POST ELECTION VIOLENCE AND THE KENYAN PRACTITIONER
The 2007 post election violence that rocked the country during December 2007 and most of January 2008 saw the destruction of many businesses and a mass exodus of people, resulting in a huge number of individuals being displaced.
The signing of the peace accord by the government and opposition has brought calm to the country and a majority of the businesses have resumed operations. In the Kenyan Institute, Small and Medium practices make up a bulk of our practising membership, and they are situated in various regions within the country. There is a fear that, owing to the number of businesses destroyed, there is a significant reduction in the opportunities for work, though there exists the opportunity to offer consultancy for recovery and reconstruction of businesses.
The fact that a number of organisations commenced normal operations towards the end of January or early February, audit and consultancy practitioners are under a lot of pressure to complete client assignments on time without the benefit of having all the necessary resources to allocate to these projects.
As an Institute, we continue to do all we can for our members, key amongst this is to ensure that they are trained continually on emerging disciplines and on new matters affecting the profession and its cross disciplines. We also encourage our members to form alliances and even merge, so as to consolidate their resources and create greater opportunities for taking on sizeable projects.
THE 16TH ECONOMIC SYMPOSIUM
The Institute recently held its annual Economic Symposium, which focused on strategies for reviving the economy. Themed, “Beyond the storm – Strategies for enhanced economic development” it sought to look into all the issues that were impacting, whether adversely or positively, on the sustainable economic progress of the country. The issue of governance came out very strongly, reflecting the debacle of the Electoral Commission of Kenya that plunged us into violence, and the collapse of two stockbrokering firms. The Institute Chairman, Steve Lugalia, remarked that; “There is a need to boost market confidence and integrity and this would be done through the separation of the ownership from the management of the course and more funds being directed to strengthening governance structures”. He also advocated for brokers to make their financial statements public.

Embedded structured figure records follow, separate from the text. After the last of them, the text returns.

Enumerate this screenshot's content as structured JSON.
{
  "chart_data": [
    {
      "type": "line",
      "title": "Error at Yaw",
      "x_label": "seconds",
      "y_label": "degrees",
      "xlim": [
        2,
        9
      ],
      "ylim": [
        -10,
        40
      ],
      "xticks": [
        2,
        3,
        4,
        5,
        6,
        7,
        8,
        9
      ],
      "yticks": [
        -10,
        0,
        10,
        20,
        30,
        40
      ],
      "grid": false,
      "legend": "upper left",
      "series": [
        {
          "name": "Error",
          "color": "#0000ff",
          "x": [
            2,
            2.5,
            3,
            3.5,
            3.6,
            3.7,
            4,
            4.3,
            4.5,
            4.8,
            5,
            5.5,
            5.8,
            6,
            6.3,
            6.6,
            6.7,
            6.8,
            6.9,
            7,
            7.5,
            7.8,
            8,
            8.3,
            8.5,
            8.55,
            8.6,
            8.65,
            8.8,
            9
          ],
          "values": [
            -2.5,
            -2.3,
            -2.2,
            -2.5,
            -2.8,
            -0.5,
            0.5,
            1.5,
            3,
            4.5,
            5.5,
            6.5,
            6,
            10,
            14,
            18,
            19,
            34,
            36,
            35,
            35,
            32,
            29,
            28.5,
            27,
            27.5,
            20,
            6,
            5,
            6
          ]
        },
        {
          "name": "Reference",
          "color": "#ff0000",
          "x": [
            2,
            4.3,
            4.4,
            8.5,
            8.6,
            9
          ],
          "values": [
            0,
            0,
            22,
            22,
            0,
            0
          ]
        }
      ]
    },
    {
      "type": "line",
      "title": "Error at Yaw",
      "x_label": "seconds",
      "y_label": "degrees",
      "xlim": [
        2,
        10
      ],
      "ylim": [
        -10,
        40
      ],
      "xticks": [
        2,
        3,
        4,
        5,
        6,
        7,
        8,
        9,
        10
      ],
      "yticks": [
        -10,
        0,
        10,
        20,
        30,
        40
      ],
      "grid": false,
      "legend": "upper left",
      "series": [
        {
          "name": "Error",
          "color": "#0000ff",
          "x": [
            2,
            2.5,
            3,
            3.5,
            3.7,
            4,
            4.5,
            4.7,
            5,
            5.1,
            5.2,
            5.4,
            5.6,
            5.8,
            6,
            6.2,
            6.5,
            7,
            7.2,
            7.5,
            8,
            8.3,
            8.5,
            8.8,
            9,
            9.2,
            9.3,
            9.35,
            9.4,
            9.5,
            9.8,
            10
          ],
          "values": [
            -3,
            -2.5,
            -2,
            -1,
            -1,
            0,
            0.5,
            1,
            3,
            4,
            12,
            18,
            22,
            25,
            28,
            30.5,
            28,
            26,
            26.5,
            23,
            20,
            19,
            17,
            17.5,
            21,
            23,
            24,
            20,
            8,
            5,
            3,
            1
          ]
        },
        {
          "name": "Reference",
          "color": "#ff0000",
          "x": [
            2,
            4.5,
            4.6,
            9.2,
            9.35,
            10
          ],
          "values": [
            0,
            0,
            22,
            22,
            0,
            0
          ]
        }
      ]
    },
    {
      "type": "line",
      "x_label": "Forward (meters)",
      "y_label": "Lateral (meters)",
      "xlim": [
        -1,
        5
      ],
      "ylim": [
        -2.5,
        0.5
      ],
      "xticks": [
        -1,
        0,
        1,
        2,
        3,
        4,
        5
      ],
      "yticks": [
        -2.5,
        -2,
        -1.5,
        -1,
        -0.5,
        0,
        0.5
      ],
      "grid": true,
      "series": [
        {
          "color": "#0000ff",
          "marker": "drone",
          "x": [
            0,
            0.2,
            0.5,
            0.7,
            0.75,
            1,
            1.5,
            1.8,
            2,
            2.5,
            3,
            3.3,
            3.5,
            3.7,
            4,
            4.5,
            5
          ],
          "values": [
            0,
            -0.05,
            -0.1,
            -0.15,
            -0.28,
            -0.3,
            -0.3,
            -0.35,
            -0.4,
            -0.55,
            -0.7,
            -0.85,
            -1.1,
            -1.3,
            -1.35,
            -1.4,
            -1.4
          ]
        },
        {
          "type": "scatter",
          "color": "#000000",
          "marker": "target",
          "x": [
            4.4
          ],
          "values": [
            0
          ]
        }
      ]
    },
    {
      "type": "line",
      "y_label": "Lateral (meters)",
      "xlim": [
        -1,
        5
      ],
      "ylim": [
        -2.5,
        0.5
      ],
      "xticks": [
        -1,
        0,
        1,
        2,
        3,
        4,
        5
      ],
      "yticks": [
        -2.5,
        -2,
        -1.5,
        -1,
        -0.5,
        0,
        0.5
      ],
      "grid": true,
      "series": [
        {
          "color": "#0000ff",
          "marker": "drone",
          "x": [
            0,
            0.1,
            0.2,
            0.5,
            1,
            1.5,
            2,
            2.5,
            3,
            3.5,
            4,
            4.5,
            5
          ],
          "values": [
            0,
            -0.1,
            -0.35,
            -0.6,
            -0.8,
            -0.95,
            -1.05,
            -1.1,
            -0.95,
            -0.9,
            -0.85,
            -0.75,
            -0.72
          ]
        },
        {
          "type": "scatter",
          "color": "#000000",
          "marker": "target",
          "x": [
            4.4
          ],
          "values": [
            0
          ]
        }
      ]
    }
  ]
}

Though this is not a legal requirement, it would be a show of good faith and boost the confidence that investors must have in the firms managing their funds.
ELECTRONIC JOURNAL NOW AVAILABLE
The Accountant, the Institute journal published bi-monthly is now available in soft copy PDF format. To receive this publication free of charge, kindly send a blank e-mail to email@example.com
UNITED KINGDOM TAX REGIME FOR NON-DOMICILED INDIVIDUALS
It is goodbye to the UK tax haven for non-domiciled individuals after significant changes were confirmed by the Chancellor in his budget speech for the tax year commencing on 6th April 2008. UK resident non-domiciled individuals will not anymore be liable for tax on foreign income and gains remitted to the UK, but on their world-wide income and gains (“the arising basis”) they will be liable unless they elect the remittance basis of taxation.
- Residence test
A day will only be counted if the individual is present in the UK at midnight. Exemptions will also be available to passengers transiting through the UK.

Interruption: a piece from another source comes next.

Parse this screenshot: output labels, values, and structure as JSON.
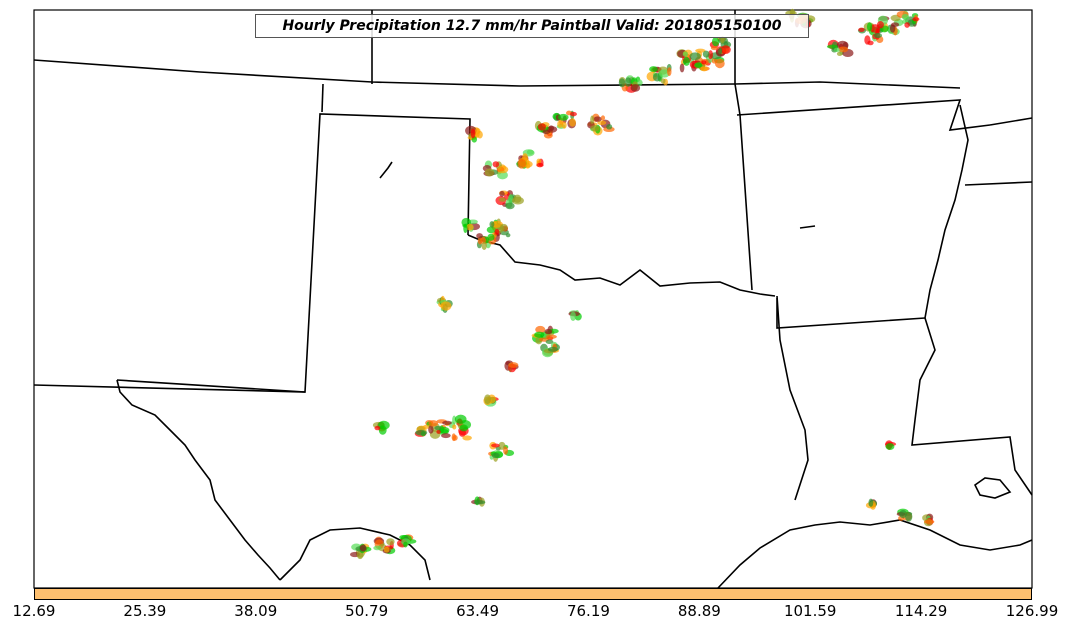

- Personal allowances and the remittance basis rule
Individuals who claim use of the remittance basis will not be entitled to any personal income tax allowances or Capital Gains Tax (GGT) annual exemption allowance for that year, except if foreign income and gains not remitted to the UK in that year are less than £2,000. Money, property and services derived from relevant foreign income will be treated as a remittance from 6th April 2008; however, personal effects and assets costing less than £1,000 are exempt.
- £30,000 charge
A non-domiciled individual that has been resident in the UK “for more than seven of the past ten tax years”, claiming the remittance basis, will have to pay a £30,000 annual tax charge in respect of foreign income and gains left outside the UK during that relevant tax year in addition to the tax due on UK income and gains and remitted foreign income and gains.
- Offshore mortgages
Interest payments made on offshore mortgages existing prior to 12 March 2008 and secured by UK residential properties paid out of relevant foreign income (RFI) only will not be treated as a remittance. However, the principal repayments out of offshore income and gains will be treated as a remittance regardless of new or existing mortgages.
- Cease source
Foreign income from a trade or profession, or rental and savings, will be liable to tax regardless if it was capitalised in previous years and whether the source existed or not on date of remittance.
- Capital Gains Tax losses
Relief will be available for foreign CGT losses if a non-domiciled individual is liable to capital gains tax on foreign gains due to the arising basis from 2008-9. If such individual claims the remittance basis, an irrevocable election will be available to claim such losses in years in which they are liable to tax on the arising basis.